Merveilleuse de sang-froid, ne se faisant aucune illusion sur ce qui se produisait, Hélène devinait la très triste vérité.
— Mon Dieu, pensa-t-elle… Je suis prise par la marée… le flot baisse, je vais être entraînée hors du port, je me noierai infailliblement…
Elle voulut, pour se reposer, faire la planche quelques instants et s’abandonner au courant. Mais des crampes la terrassaient. Alors, elle décida de lutter. Lutte-t-on, hélas ! contre le flot ?
Hélène eut beau faire appel à toute son intrépidité et à toute son habileté de nageuse avertie, elle se rendit compte qu’il lui était impossible de remonter le courant, et que ses efforts n’auraient d’autre conclusion que de hâter sa perte en l’épuisant plus vite.
— Perdue, je suis perdue… se dit-elle.
Elle nagea encore quelques instants. Tout un monde de visions se déroulait dans son cerveau où la fièvre mettait une hantise. Elle se vit enfant, au Natal, nageant dans des torrents, dans des plaines désertes. Brusquement, elle imagina la scène tragique au cours de laquelle, incarnant encore le personnage de Teddy, elle avait fait la connaissance de Fandor, de celui qu’elle considérait comme son mari.
Puis Hélène se vit reine. La veille encore, elle ceignait le diadème. Le matin même, la reine de Hollande la remerciait de lui conserver son trône… Puis Fantômas, Démon du mal, survenait, et tout se brouillait… et tout s’anéantissait…

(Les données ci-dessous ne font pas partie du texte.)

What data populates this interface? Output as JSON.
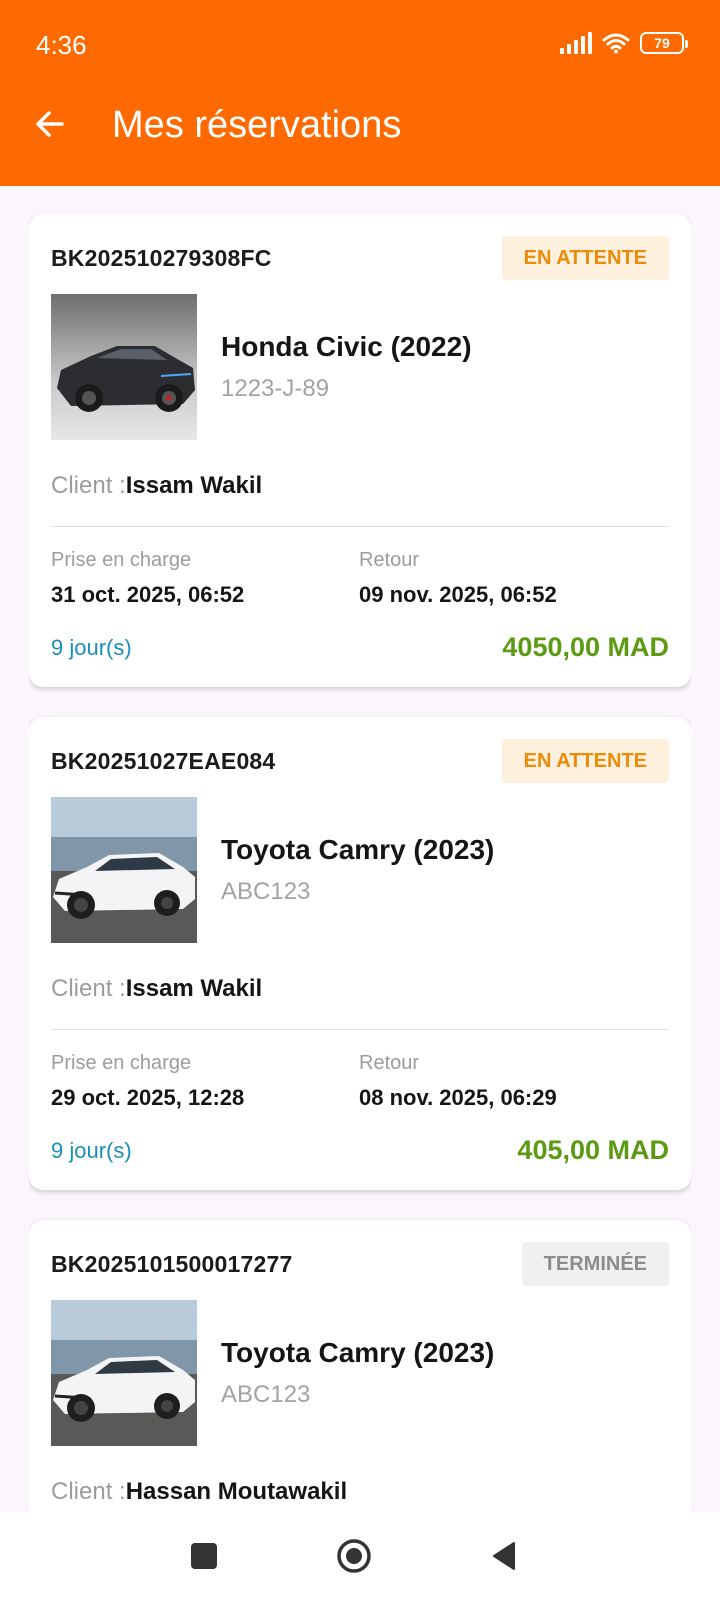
{
  "status_bar": {
    "time": "4:36",
    "battery": "79"
  },
  "header": {
    "title": "Mes réservations"
  },
  "reservations": [
    {
      "id": "BK202510279308FC",
      "status": "EN ATTENTE",
      "car_name": "Honda Civic (2022)",
      "plate": "1223-J-89",
      "client_label": "Client :",
      "client_name": "Issam Wakil",
      "pickup_label": "Prise en charge",
      "pickup_date": "31 oct. 2025, 06:52",
      "return_label": "Retour",
      "return_date": "09 nov. 2025, 06:52",
      "duration": "9 jour(s)",
      "price": "4050,00 MAD"
    },
    {
      "id": "BK20251027EAE084",
      "status": "EN ATTENTE",
      "car_name": "Toyota Camry (2023)",
      "plate": "ABC123",
      "client_label": "Client :",
      "client_name": "Issam Wakil",
      "pickup_label": "Prise en charge",
      "pickup_date": "29 oct. 2025, 12:28",
      "return_label": "Retour",
      "return_date": "08 nov. 2025, 06:29",
      "duration": "9 jour(s)",
      "price": "405,00 MAD"
    },
    {
      "id": "BK2025101500017277",
      "status": "TERMINÉE",
      "car_name": "Toyota Camry (2023)",
      "plate": "ABC123",
      "client_label": "Client :",
      "client_name": "Hassan Moutawakil"
    }
  ],
  "colors": {
    "app_bar": "#ff6a00",
    "pending_text": "#ec8a09",
    "pending_bg": "#fdf0dd",
    "done_text": "#8c8c8c",
    "price": "#5b9a12",
    "duration": "#1a8fb8"
  },
  "icons": {
    "back": "arrow-left-icon",
    "nav_recent": "square-icon",
    "nav_home": "circle-icon",
    "nav_back": "triangle-back-icon"
  }
}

Fandor ne pouvait plus rien pour elle, et elle ne verrait plus jamais Fandor…
Hélène eut la sensation aiguë qu’elle n’était plus désormais qu’une pauvre chose, une épave vivante que la tempête entraînait, et qu’elle s’en allait vers le large, au gré des flots, dans la nuit noire…

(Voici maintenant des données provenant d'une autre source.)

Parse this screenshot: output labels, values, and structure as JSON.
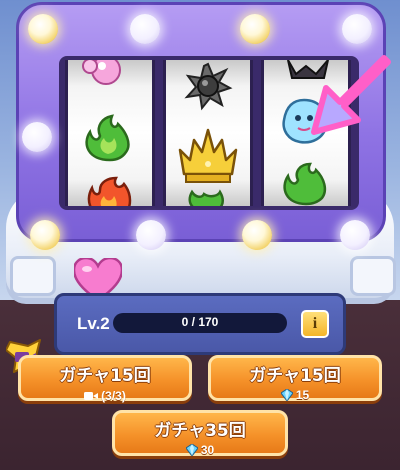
{
  "level": {
    "label": "Lv.2",
    "progress_text": "0 / 170",
    "progress_current": 0,
    "progress_max": 170
  },
  "info_button": {
    "label": "i"
  },
  "buttons": [
    {
      "title": "ガチャ15回",
      "cost_text": "(3/3)",
      "cost_icon": "video-camera-icon"
    },
    {
      "title": "ガチャ15回",
      "cost_text": "15",
      "cost_icon": "gem-icon"
    },
    {
      "title": "ガチャ35回",
      "cost_text": "30",
      "cost_icon": "gem-icon"
    }
  ],
  "reels": [
    {
      "symbols": [
        "pink-bubble-icon",
        "green-flame-icon",
        "red-flame-icon"
      ]
    },
    {
      "symbols": [
        "spiked-mace-icon",
        "golden-crown-icon",
        "green-flame-icon"
      ]
    },
    {
      "symbols": [
        "dark-creature-icon",
        "blue-ghost-icon",
        "green-flame-icon"
      ]
    }
  ],
  "colors": {
    "machine_purple": "#8f73e4",
    "button_orange": "#f5922a",
    "progress_green": "#3bd36a",
    "arrow_pink": "#ff5fc8",
    "panel_blue": "#4a58a8"
  }
}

La jeune femme alors ralentit ses brassées…
Le terrible drame dont elle était l’héroïne parvenait fatalement à sa sinistre conclusion. Dans la lutte téméraire qu’elle avait entreprise, elle était vaincue et Hélène, à l’instant même où elle allait mourir, ne pouvait s’empêcher de répéter, haletante :
— Fantômas est le Maître de tous… Fantômas est le Maître de tout…
La fièvre, à cet instant, lui donna le délire, elle songea encore :
— Quel beau linceul me fera la mer frangée d’écume !…
Puis, elle ne songea plus… l’évanouissement suprême mit fin à sa torture… elle cessa de nager… sa jolie tête chercha l’appui trompeur des flots moelleux… la mer s’ouvrit, la reçut en son sein, l’engloutit, se ferma sur elle, tranquille, calme, voilant le meurtre qu’elle venait d’accomplir sous les vaguelettes joueuses du courant.